A central idea in the book is that there is a gap between saying we must encourage innovation and teaching students how to actually generate and execute original ideas.
A number of questions must be considered as we think about this gap:
- What new set of skills and fresh ways of thinking are needed?
- How can these be taught?
- How do we provide opportunities to practice these new skills with appropriate support?
- How can we scaffold the learning experience so that students learn to persist even through setbacks?
- How can we help students discover their passions through this process?
Success in addressing this gap depends on knowing how to frame problems, generate ideas, test solutions, and learn through the experience. This is part of the design experience and requires a balance of individual effort and productive teamwork; of passion and persistence; of providing opportunities for students to engage questions and issues they care about.
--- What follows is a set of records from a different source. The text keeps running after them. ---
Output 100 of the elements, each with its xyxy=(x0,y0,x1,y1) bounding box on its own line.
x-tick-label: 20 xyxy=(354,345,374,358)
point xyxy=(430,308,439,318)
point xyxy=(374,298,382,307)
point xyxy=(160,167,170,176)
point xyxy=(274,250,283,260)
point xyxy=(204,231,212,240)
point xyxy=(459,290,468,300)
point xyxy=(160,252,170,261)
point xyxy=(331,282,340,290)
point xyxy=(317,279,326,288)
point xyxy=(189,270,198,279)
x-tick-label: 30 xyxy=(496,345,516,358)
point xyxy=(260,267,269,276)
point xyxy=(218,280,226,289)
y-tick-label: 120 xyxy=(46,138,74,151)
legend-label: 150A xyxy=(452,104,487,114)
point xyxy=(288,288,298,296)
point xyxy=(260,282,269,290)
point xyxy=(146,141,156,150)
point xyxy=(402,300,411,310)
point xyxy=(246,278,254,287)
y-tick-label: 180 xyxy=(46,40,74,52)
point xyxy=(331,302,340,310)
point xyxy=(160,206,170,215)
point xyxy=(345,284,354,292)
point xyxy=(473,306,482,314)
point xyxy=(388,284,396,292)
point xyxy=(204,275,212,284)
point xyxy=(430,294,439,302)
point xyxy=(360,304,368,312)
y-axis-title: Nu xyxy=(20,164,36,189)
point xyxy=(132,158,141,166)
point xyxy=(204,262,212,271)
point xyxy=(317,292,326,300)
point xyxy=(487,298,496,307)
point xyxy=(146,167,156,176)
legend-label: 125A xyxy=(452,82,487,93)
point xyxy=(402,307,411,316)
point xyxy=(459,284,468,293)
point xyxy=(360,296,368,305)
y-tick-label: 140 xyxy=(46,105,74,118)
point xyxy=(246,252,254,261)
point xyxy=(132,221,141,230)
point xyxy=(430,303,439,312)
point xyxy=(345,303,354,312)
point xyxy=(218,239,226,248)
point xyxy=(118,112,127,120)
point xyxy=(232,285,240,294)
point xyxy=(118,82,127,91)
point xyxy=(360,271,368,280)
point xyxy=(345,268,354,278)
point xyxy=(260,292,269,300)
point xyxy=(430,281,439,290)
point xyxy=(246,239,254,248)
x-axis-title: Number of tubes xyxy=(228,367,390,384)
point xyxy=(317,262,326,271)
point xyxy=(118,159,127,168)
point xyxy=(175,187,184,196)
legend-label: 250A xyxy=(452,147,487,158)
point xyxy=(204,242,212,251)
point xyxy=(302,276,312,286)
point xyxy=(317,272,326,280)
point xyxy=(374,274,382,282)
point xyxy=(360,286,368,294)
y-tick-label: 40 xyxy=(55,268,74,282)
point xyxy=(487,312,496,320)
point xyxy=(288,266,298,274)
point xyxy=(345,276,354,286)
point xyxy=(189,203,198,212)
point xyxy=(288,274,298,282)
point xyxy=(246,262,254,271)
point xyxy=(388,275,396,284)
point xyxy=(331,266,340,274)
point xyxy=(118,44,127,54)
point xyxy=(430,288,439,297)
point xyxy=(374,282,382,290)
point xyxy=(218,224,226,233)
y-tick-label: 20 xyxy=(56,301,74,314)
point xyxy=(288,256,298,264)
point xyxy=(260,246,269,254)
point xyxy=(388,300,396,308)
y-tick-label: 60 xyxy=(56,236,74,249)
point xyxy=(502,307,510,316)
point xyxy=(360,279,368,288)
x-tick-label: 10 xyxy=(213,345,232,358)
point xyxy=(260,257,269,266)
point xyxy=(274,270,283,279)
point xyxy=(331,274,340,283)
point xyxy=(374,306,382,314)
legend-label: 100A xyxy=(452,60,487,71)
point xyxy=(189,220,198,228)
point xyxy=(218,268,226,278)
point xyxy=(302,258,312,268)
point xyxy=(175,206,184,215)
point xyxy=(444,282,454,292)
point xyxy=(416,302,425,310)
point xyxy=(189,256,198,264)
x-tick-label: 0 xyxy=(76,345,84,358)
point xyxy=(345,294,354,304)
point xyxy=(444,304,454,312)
What do we need to offer to our students? – If we can address this gap and bring innovation to school, we provide the necessary “training ground” students need to practice problem solving, research, collaboration and other essential fluencies, such as media literacy.
Essential is the commitment that innovation is both powerful and teachable; that focusing on innovation across the curriculum provides a means for teachers to help build essential 21st century skills in their students; and that teaching thought over content is a meaningful endeavour.